Kate composa le numéro, croisant un bras sur sa poitrine pendant qu'elle comptait machinalement les tonalités. Au bout de ce qui lui sembla être une éternité, le répondeur se mit en route.
« Bonjour, vous êtes bien chez Rick et Alexis Castle et chez Martha Rodgers, nous ne sommes pas disponible pour l'instant... »
Elle raccrocha avant la fin du message, et jeta un coup d'œil à sa montre. De son point de vue, la journée commençait bien mal...
[***]
Rick se réveilla avec un sursaut lorsque quelqu'un lui balança un seau d'eau glacée en pleine figure. Frigorifié, il s'ébroua comme il put,puis réalisa lorsqu'il essaya de bouger que ses poignets étaient attachés aux accoudoirs d'une chaise particulièrement inconfortable, et que ses pieds étaient entravés par une lourde chaîne. Il se trouvait au centre d'un cercle de lumière crue qui l'éblouit lorsqu'il leva la tête. La vision tâchée de petits points, il cligna plusieurs fois des yeux, et son regard s'agrandit sous l'effet de la peur lorsqu'il vit le plateau où trônaient divers objets métalliques particulièrement contondants, tranchants, et certains dont il ne voulait vraiment pas connaître l'usage. Essayant de conserver son sang-froid, il commença à s'agiter sur sa chaise, essayant de la faire basculer sur le côté. Il se figea en entendant du bruit venir de par delà le cercle de lumière, comme un seau que l'on laissait tomber sur le sol sans grande considération.

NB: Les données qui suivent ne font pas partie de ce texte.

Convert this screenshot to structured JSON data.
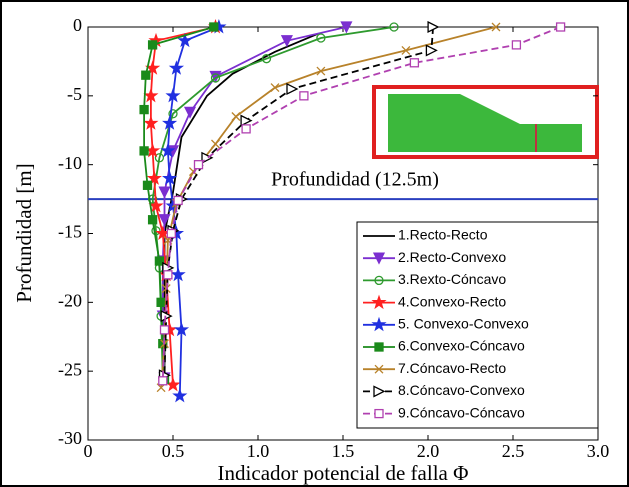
{
  "chart_data": {
    "type": "line",
    "xlabel": "Indicador potencial de falla Φ",
    "ylabel": "Profundidad [m]",
    "xlim": [
      0,
      3
    ],
    "ylim": [
      -30,
      0
    ],
    "xticks": [
      0,
      0.5,
      {
        "value": 1,
        "label": "1.0"
      },
      1.5,
      {
        "value": 2,
        "label": "2.0"
      },
      2.5,
      {
        "value": 3,
        "label": "3.0"
      }
    ],
    "yticks": [
      0,
      -5,
      -10,
      -15,
      -20,
      -25,
      -30
    ],
    "hline": -12.5,
    "hline_color": "#2a3fbf",
    "annotation": "Profundidad (12.5m)",
    "series": [
      {
        "name": "1.Recto-Recto",
        "color": "#000000",
        "marker": "none",
        "dashed": false,
        "x": [
          1.35,
          1.1,
          0.85,
          0.7,
          0.55,
          0.5,
          0.45,
          0.45,
          0.45
        ],
        "values": [
          -0.5,
          -1.8,
          -3.4,
          -5,
          -8,
          -12,
          -15,
          -20,
          -26
        ]
      },
      {
        "name": "2.Recto-Convexo",
        "color": "#7b2fd0",
        "marker": "triangle-down",
        "dashed": false,
        "x": [
          1.52,
          1.17,
          0.75,
          0.6,
          0.5,
          0.45,
          0.45,
          0.44,
          0.44,
          0.45
        ],
        "values": [
          0,
          -1,
          -3.6,
          -6.2,
          -9,
          -12,
          -14,
          -17,
          -21,
          -25.5
        ]
      },
      {
        "name": "3.Rexto-Cóncavo",
        "color": "#2e9a2e",
        "marker": "circle",
        "dashed": false,
        "x": [
          1.8,
          1.37,
          1.05,
          0.75,
          0.5,
          0.42,
          0.38,
          0.4,
          0.42,
          0.43,
          0.44
        ],
        "values": [
          0,
          -0.8,
          -2.3,
          -3.7,
          -6.3,
          -9.5,
          -12.5,
          -14.8,
          -17.5,
          -21,
          -25.5
        ]
      },
      {
        "name": "4.Convexo-Recto",
        "color": "#ff2020",
        "marker": "star",
        "dashed": false,
        "x": [
          0.75,
          0.4,
          0.38,
          0.37,
          0.37,
          0.38,
          0.39,
          0.4,
          0.44,
          0.46,
          0.48,
          0.5
        ],
        "values": [
          0,
          -1,
          -3,
          -5,
          -7,
          -9,
          -11,
          -13,
          -15,
          -18,
          -22,
          -26
        ]
      },
      {
        "name": "5. Convexo-Convexo",
        "color": "#2030e0",
        "marker": "star",
        "dashed": false,
        "x": [
          0.77,
          0.57,
          0.52,
          0.5,
          0.48,
          0.47,
          0.48,
          0.5,
          0.52,
          0.53,
          0.55,
          0.54
        ],
        "values": [
          0,
          -1,
          -3,
          -5,
          -7,
          -9,
          -11,
          -13,
          -15,
          -18,
          -22,
          -26.8
        ]
      },
      {
        "name": "6.Convexo-Cóncavo",
        "color": "#1a8a1a",
        "marker": "square-filled",
        "dashed": false,
        "x": [
          0.74,
          0.38,
          0.34,
          0.33,
          0.33,
          0.35,
          0.38,
          0.42,
          0.43,
          0.44,
          0.45
        ],
        "values": [
          0,
          -1.3,
          -3.5,
          -6,
          -9,
          -11.5,
          -14,
          -17,
          -20,
          -23,
          -25.6
        ]
      },
      {
        "name": "7.Cóncavo-Recto",
        "color": "#b8822a",
        "marker": "x",
        "dashed": false,
        "x": [
          2.4,
          1.87,
          1.37,
          1.1,
          0.87,
          0.75,
          0.62,
          0.52,
          0.47,
          0.46,
          0.45,
          0.43
        ],
        "values": [
          0,
          -1.7,
          -3.2,
          -4.4,
          -6.5,
          -8.5,
          -10.5,
          -12.8,
          -15.5,
          -19,
          -23,
          -26.2
        ]
      },
      {
        "name": "8.Cóncavo-Convexo",
        "color": "#000000",
        "marker": "triangle-right",
        "dashed": true,
        "x": [
          2.03,
          2.02,
          1.2,
          0.93,
          0.7,
          0.55,
          0.5,
          0.47,
          0.46,
          0.45
        ],
        "values": [
          0,
          -1.7,
          -4.5,
          -6.8,
          -9.5,
          -12.5,
          -14.8,
          -17.5,
          -21,
          -25.3
        ]
      },
      {
        "name": "9.Cóncavo-Cóncavo",
        "color": "#b040b0",
        "marker": "square",
        "dashed": true,
        "x": [
          2.78,
          2.52,
          1.92,
          1.27,
          0.93,
          0.65,
          0.53,
          0.49,
          0.47,
          0.45,
          0.44
        ],
        "values": [
          0,
          -1.3,
          -2.6,
          -5,
          -7.4,
          -10,
          -12.6,
          -15,
          -18,
          -22,
          -25.7
        ]
      }
    ]
  }
}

« Même en étant Houdini, vous ne réussiriez pas à vous sortir de là » commenta une voix féminine.
Castle s'efforça de mettre son cerveau en marche pour réfléchir à un moyen de se tirer de là. Mais aucune idée brillante ne lui vint à l'esprit. A défaut d'avoir mieux, il plissa les yeux, essayant d'apercevoir son interlocutrice.
« Alors, Mr Castle... par quoi allons-nous commencer... ? » marmonna une jeune femme aux cheveux auburn et aux yeux acajou en s'avançant dans le cercle de lumière.
« Arianna... » murmura Rick, sans réfléchir, lorsqu'il la reconnut.
« Non, si vous vous rappelez bien, elle s'est prise une balle dans la poitrine pour vous sauver la vie » répliqua la jeune femme. « Adria » se présenta-t-elle. « La jumelle maléfique ».
Le regard de Castle s'agrandit un peu plus sous l'effet de la peur lorsqu'il vit le scalpel que la jeune femme tenait entre ses doigts. Mon dieu. Il ne voulait pas mourir.
« Je euh... je suis désolé pour votre sœur. Vraiment » bafouilla-t-il vivement.
Il se raidit lorsqu'elle s'avança avec une vitesse surprenante vers lui, et que la lame du scalpel vint se planter dans le bois de la chaise, entre ses deux jambes, tout près de ses parties intimes.
« Malheureusement pour vous, le fait d'être désolé ne la ramenera pas » gronda Adria, le visage à quelques centimètres à peine du sien.